Her petition, she understood, was granted; her clasped hands fell from their attitude of prayer, but her strained eyes still clung to Sir Francis's face. She did not attempt to thank him; words were inadequate to express what she felt—she did not think of using them; but there was adoration of him in her eyes.

With his promise to help, resentment had died out of the man. He took the glass which Reggie had put down, and himself held it to her lips. "Sip a little; it will give you strength," he said in the voice of authority; and she obediently sipped.

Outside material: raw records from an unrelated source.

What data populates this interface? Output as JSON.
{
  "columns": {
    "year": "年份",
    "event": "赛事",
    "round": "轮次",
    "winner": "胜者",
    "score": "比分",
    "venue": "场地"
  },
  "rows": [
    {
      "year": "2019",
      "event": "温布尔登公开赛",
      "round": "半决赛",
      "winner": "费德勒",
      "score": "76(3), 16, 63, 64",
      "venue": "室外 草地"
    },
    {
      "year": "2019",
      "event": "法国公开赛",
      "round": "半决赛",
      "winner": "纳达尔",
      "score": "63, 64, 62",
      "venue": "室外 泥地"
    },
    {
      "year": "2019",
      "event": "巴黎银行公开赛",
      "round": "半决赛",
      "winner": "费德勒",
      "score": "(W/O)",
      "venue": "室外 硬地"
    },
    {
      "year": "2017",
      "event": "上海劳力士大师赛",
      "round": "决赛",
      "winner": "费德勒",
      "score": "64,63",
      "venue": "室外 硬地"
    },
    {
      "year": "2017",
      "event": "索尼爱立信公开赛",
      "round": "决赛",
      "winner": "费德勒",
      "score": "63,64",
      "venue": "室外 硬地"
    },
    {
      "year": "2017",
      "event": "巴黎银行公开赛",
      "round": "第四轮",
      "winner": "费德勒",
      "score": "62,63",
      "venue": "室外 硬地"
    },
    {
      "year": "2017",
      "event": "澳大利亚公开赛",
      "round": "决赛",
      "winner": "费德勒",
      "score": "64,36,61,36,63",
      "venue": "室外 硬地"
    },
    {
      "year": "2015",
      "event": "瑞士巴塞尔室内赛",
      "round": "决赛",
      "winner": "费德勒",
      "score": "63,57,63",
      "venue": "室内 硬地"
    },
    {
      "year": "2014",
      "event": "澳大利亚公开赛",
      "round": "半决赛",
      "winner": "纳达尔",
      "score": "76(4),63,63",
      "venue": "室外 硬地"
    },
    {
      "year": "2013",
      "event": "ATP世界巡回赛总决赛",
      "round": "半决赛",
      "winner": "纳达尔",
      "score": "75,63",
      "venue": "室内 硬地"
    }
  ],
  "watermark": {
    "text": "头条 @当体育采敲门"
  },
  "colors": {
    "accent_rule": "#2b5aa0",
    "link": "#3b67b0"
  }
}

"I'll go," she said, but held him with her adoring child's eyes for a minute still, then slipped from the chair and went to the door. But there she turned, and with her head pitifully lifted faced the two men. "My papa has done nothing wrong," she said. "They have put him in prison, but it is a mistake. Papa has done nothing wrong."

"Poor child!" Sir Francis said, and turned away. The scene had been painful. He was anxious that it should be over.

Reginald had gone to the door and opened it for her. "You keep your spirits up," he said coaxingly. "Don't you go and be unhappy, Deleah." He was passing through the door with her, whispering cheery words, but his brother called him sharply back.

"Reggie, come here!"

"In a minute."

"No, now. I want you."

There were certain tones of his brother's voice which the younger man had, so far, never dreamed of disregarding. He reappeared in the room and closed the door on Deleah's retreating figure.

"Where were you going?"

"Nowhere, in particular. To walk part of the way home with that poor little girl."

"Stop here, will you? I want you."

Sir Francis Forcus was not going to allow his brother to be seen in the streets of Brockenham with any member of Mr. William Day's family, that morning.